Ezekiel Driver of Puddle-dock, Carman, having disordered his Pia mater with too plentiful a morning’s draught of three-threads and old Pharaoh, had the misfortune to have his car run over him. The whole street concluded him as good as dead, and the over-forward clerk of the parish had already set him down in the weekly-bills. Two applications of my Unguentum Traumaticum set him immediately to rights, and now he is coachman in ordinary to a Tallyman’s fat widow in Soho. Witness his hand E. D.
Elnathan Ogle, Anabaptist-teacher in Morefields over-against the Grasshopper and Greyhound, for want of being carefully rubb’d down by the pious females after his sudorifick exercise, had got the grease in his heels, and was so violently troubled with rheumatical pains, that he was no longer able to lay out himself for the benefit of his congregation. My Emplastrum Anodynum so effectually reliev’d him by twice using of it, that he has since shifted his profession, teaches the youth of Finsbury-fields to play at back-sword and quarter-staff, and has turn’d his conventicle in-for a fencing-school.

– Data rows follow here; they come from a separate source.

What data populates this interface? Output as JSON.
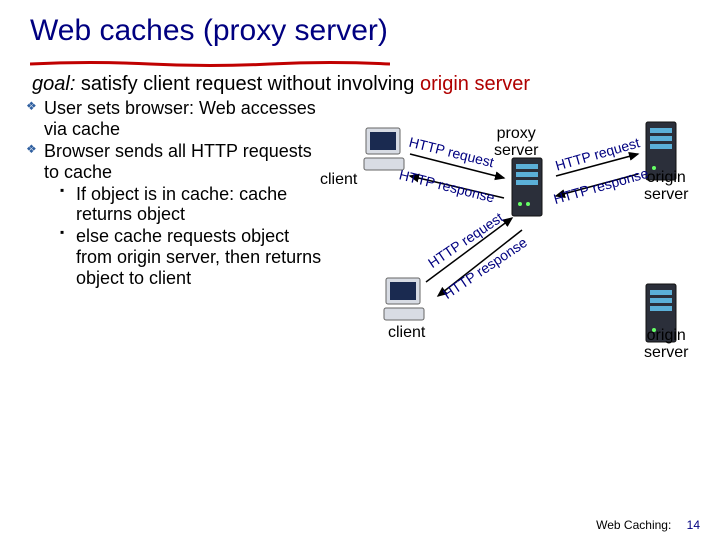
{
  "title": "Web caches (proxy server)",
  "goal": {
    "label": "goal:",
    "text": " satisfy client request without involving ",
    "origin": "origin server"
  },
  "bullets": {
    "b1": "User sets browser: Web accesses via  cache",
    "b2": "Browser sends all HTTP requests to cache",
    "b2a": "If object is in cache: cache returns object",
    "b2b": "else cache requests object from origin server, then returns object to client"
  },
  "diagram": {
    "proxy": "proxy\nserver",
    "client": "client",
    "origin": "origin\nserver",
    "req": "HTTP request",
    "resp": "HTTP response"
  },
  "footer": {
    "text": "Web Caching:",
    "page": "14"
  }
}
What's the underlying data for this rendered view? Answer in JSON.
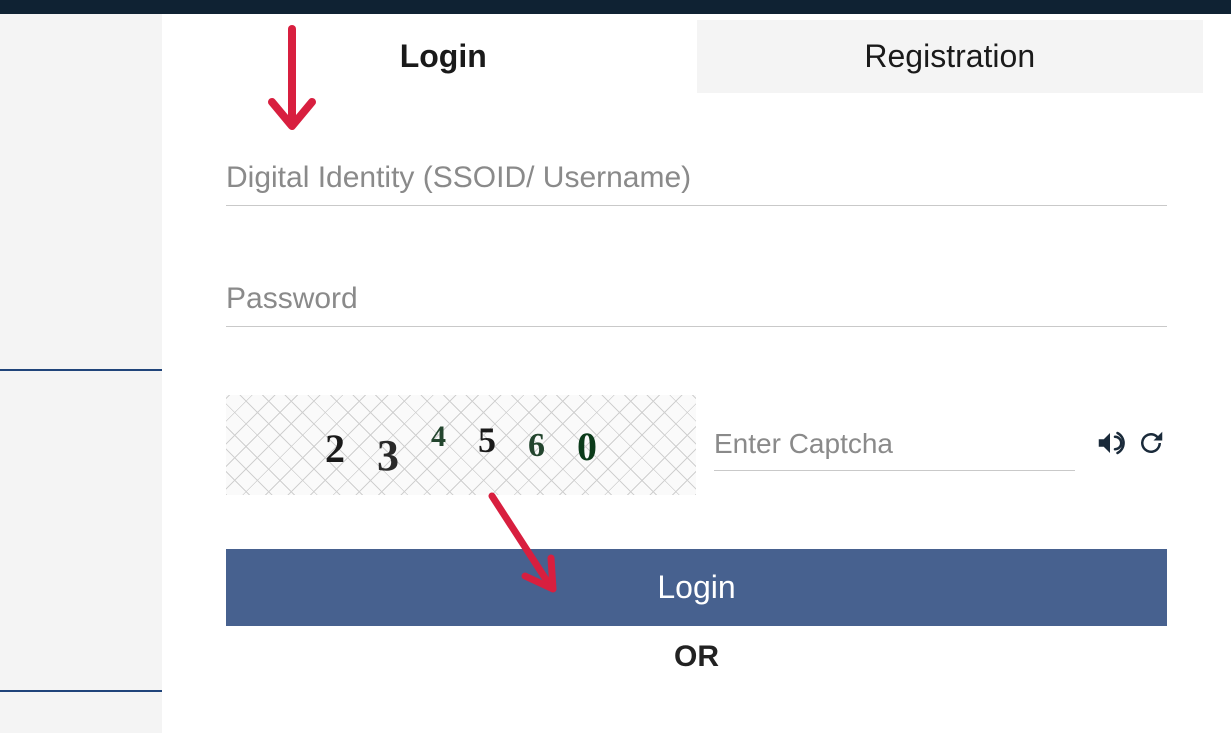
{
  "tabs": {
    "login": "Login",
    "registration": "Registration"
  },
  "fields": {
    "ssoid_placeholder": "Digital Identity (SSOID/ Username)",
    "password_placeholder": "Password",
    "captcha_placeholder": "Enter Captcha"
  },
  "captcha": {
    "d1": "2",
    "d2": "3",
    "d3": "4",
    "d4": "5",
    "d5": "6",
    "d6": "0"
  },
  "buttons": {
    "login": "Login"
  },
  "misc": {
    "or": "OR"
  }
}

Marmaduke Thummington, at the Red-cow and 3 Travellers in Barbican, was possess’d with an obstreperous ill condition’d devil of a wife, whose everlasting clack incessantly thundering in his ears, had made him as deaf as a drum. His case was so lamentable, that a demiculverin shot over his head affected him no more than it would a man 20 miles off; he was insensible to all the betting and swearing of the loudest cock-match, that ever was fought by two contending counties; nay, at one of Mr. Bays’s fighting plays, would sit you as unconcern’d, as if he had been at a Quakers silent meeting. After all your Elmys, and other pretenders had despair’d of him, I undertook his cure, and with a few of my Otacoustical drops have so intirely recover’d him, that the society of Reformers have made him their chief director, and his hearing is so strangely improved, that at an eaves-dropping at a window, he can hear oaths that were never sworn, and bawdy that was never spoke.